Text Features Supported on HTML Import
In Aspose.Words DOM all text is represented in the form of Run nodes. A single Run contains not only the string of text but also complex properties which describe how the text appears and behaves in the document. All characters in a Run have identical formatting.
Using Aspose.Words you can insert, move, and remove runs. You can also access and modify all properties of a run.
All formatting of a run is contained within a linked classed called Font.
Text content is imported from any text area found in the HTML document. The formatting of text elements are imported from <span> elements.
Aspose.Words supports reading the text content even if the input HTML is not properly formed.

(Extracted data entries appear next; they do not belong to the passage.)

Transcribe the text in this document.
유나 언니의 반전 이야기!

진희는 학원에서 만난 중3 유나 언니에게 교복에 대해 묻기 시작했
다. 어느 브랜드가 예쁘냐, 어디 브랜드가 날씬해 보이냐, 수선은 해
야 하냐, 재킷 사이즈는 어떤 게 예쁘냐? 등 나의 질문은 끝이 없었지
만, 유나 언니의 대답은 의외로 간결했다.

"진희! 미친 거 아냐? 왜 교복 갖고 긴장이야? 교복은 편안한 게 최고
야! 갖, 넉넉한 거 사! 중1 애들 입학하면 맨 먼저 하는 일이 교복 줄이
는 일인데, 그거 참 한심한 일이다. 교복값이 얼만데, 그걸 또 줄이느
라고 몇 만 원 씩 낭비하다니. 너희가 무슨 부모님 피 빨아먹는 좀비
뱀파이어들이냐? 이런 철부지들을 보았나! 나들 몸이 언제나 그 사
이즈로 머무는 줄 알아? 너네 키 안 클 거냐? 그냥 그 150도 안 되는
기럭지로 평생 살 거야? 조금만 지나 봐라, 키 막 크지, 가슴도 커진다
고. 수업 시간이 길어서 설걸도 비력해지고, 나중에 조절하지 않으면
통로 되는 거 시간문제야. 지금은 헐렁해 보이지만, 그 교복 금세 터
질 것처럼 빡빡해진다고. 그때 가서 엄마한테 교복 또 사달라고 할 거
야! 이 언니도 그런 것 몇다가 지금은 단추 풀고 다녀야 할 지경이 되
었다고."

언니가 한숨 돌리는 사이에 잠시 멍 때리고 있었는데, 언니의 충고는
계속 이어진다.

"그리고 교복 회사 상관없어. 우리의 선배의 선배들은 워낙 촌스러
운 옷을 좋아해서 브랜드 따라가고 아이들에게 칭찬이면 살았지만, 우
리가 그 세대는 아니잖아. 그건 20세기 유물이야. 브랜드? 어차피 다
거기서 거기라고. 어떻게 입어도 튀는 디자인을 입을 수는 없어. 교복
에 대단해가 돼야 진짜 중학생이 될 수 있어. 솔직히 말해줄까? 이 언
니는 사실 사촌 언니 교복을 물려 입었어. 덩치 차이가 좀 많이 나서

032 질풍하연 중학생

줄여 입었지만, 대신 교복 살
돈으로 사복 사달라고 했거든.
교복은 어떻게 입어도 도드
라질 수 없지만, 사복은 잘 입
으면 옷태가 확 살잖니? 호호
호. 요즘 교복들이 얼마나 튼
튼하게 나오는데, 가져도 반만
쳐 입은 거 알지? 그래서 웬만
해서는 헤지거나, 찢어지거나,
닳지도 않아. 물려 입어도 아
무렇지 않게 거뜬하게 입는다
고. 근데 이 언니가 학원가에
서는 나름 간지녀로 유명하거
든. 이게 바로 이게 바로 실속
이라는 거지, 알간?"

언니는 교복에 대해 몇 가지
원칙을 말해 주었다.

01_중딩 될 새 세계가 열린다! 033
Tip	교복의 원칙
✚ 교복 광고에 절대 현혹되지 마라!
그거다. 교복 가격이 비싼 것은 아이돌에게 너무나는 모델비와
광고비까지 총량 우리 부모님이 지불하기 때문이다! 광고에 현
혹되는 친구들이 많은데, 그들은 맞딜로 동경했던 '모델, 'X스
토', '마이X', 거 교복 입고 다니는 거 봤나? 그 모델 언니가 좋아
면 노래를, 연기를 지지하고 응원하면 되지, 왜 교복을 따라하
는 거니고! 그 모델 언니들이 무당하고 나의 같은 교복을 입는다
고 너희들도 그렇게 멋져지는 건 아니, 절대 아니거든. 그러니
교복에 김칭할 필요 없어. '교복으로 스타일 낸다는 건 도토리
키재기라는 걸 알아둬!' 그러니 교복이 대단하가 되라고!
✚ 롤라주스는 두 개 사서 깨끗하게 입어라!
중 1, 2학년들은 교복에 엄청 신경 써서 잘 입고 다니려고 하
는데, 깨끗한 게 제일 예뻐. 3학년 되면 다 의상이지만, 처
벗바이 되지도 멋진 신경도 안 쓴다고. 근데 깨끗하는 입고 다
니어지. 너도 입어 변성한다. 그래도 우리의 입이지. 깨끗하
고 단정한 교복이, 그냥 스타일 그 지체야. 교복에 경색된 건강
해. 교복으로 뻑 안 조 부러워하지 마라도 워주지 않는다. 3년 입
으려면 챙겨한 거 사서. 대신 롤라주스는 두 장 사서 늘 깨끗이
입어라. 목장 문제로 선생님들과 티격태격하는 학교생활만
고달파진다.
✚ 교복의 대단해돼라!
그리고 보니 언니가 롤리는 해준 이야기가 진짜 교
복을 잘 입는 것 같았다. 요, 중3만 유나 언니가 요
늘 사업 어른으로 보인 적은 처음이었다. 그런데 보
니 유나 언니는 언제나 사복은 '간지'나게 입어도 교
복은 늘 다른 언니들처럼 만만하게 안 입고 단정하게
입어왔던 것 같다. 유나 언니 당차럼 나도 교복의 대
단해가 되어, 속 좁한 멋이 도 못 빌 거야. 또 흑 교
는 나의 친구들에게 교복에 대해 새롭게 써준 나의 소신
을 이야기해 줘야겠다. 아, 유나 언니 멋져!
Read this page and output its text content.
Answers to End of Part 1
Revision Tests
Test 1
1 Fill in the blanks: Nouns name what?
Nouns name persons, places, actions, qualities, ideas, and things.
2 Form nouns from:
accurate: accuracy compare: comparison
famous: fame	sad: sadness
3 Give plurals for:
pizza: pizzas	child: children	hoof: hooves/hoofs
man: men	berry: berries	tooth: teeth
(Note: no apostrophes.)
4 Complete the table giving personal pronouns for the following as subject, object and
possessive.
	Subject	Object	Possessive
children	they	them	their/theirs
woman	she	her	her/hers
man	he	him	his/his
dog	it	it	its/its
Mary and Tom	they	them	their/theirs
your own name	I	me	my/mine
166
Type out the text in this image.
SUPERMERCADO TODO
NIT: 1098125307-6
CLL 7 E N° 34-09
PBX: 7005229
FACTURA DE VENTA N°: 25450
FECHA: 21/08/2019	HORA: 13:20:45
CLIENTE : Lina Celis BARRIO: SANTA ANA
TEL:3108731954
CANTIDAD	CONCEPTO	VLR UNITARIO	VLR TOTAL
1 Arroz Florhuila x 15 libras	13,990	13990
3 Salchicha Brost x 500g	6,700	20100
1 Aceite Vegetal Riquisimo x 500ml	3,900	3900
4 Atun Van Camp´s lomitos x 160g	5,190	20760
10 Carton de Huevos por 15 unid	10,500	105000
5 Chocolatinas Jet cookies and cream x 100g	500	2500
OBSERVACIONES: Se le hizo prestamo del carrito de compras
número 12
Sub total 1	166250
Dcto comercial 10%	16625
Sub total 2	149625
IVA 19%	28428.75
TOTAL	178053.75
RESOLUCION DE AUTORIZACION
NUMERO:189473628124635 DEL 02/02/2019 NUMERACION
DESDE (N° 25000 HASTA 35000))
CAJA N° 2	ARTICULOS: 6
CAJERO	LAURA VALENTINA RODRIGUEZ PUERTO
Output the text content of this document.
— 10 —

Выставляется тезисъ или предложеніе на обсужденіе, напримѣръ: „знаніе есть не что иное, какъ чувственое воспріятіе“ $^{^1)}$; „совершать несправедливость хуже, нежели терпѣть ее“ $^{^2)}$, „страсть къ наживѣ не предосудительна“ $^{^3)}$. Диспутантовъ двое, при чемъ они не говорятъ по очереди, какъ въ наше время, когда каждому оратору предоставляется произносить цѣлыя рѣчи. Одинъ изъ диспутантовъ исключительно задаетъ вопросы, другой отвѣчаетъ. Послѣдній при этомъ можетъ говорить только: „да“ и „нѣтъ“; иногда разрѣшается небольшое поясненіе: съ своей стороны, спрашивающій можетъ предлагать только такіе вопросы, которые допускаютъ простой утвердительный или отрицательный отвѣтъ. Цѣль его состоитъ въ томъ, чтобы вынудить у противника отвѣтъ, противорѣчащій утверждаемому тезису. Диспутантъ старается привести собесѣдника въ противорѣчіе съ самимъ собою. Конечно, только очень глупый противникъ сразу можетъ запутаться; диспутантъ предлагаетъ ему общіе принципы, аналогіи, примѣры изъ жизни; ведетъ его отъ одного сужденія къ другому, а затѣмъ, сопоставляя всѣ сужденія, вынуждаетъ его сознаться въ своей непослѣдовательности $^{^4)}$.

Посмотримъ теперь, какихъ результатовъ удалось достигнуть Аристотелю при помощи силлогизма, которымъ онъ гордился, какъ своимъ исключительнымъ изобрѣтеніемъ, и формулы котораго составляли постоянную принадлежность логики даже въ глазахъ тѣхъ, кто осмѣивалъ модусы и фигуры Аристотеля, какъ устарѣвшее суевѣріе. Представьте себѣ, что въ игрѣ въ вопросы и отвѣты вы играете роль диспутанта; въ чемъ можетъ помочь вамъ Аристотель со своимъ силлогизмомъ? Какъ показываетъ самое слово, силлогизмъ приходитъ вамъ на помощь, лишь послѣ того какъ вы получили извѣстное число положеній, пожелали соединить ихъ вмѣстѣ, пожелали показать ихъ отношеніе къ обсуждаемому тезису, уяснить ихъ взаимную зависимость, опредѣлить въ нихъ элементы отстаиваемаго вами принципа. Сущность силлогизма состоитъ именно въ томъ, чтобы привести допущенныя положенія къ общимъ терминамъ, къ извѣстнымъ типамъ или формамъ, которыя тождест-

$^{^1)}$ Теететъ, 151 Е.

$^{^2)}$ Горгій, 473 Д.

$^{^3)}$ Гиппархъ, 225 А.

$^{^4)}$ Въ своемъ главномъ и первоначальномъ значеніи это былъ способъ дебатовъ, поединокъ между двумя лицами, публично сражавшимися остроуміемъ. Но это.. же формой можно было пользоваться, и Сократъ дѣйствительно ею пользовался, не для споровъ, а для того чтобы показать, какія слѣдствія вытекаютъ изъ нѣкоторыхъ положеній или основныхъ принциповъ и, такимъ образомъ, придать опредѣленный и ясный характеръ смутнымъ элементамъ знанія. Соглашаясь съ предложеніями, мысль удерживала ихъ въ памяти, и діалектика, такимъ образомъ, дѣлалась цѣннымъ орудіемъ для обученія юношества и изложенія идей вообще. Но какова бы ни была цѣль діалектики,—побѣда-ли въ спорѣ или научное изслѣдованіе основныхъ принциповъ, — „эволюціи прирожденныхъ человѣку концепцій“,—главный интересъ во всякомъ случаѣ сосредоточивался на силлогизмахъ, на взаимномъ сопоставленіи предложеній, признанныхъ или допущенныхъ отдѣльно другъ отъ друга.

See the following links in the documentation for further information:
- Run
- Run.Font
- Run.Text
Characters
Feature | Supported | Comment | See Also |
---|---|---|---|
Western Languages | Yes | ||
East European Languages | Yes | ||
East Asian Languages | Yes | ||
Right to Left Languages | Yes | Imported from dir attribute on span. | - Font.Bidi - Font.BoldBi - Font.LocaleIdBi |
Carriage Return (not a Paragraph Break) | Yes | ||
Non-Breaking Space | Yes | Imported from " " entity code. | - ControlChar.NonBreakingSpace |
Non Breaking Hyphen | Planned | - ControlChar.NonBreakingHyphen | |
Soft Hyphen | Planned | This type of hyphen is referred to as an “Optional Hyphen” in Microsoft Word documents. | - ControlChar.OptionalHyphen |
Symbol | Yes | ||
Tab | Planned | There is no equivalent of a tab in HTML documents. Tabs are currently exported as a series of non-breaking spaces. These are imported back as a series of non-breaking spaces but there is a work around to replace these with proper tabs. It is planned to import the special Microsoft Word mso attribute to properly import tab sequences. |
- ControlChar.Tab |
Breaks
Feature | Supported | Comment | See Also |
---|---|---|---|
Line Break | Yes | Imported from <br> element. | - ControlChar.LineBreak |
Line Break Clear Type | Yes | ||
Page Break | Yes | Imported from <br style=“page-break-before:always; clear:both”> | - ControlChar.PageBreak |
Column Break | Yes | Imported using the Microsoft Office attribute on break: style=“mso-column-break-before:always” | - ControlChar.ColumnBreak |
General Formatting
Feature | Supported | Comment | See Also |
---|---|---|---|
Character Style | Yes | Character style is imported from either inline CSS (style) or embedded or linked CSS style sheet (class) on span elements. Inline CSS (from style attribute) is imported as direct formatting on the text (stored in the Font of the Run node). An Embedded or Linked CSS style (through the class attribute) is imported as a Style and applied to the Run node in the document. This formatting can be accessed using the Run.Font.Style property. A linked CSS sheet can also be downloaded from an external address on the internet. When there is conflicting formatting on inline and embedded/external CSS, as with CSS the formatting from inline styles are taken first, then the embedded formatting and finally the external formatting. Styles are imported from embedded or external style sheets. If there is no linked style sheet of either of these kinds then the document is imported with no styles (apart from default Normal style). To make sure styles are imported use a CSS style sheet of any kind. There is a load option to control whether embedded or external style sheets are read or skipped during HTML import. There is also an option to supply your own CSS style sheet instead. |
- Font.Style - LoadOptions.ResourceLoadingCallback |
Color | Yes | Imported from color on style attribute. | - Font.Color |
East Asian Typography | Planned | ||
Highlight Color | Planned | Highlight is imported as a solid pattern. Can be made to round-trip with some research. |
- Font.HighlightColor |
Language | Yes | Imported from lang attribute on <span>. If this attribute is missing then the default language for the document is used. |
- Font.LocaleId - Font.LocaleIdBi |
Do not Check Spelling or Grammar | Planned | - Font.NoProofing | |
Border | Yes | Imported from border-style, border-width, border-color on <span>. | - Font.Border |
Shading | Yes | Imported from background-color on <span>. Imported into the model as solid pattern on Run. |
- Font.Shading |
Font
Bold and italics imported from font-weight:bold and font-style:italics on style.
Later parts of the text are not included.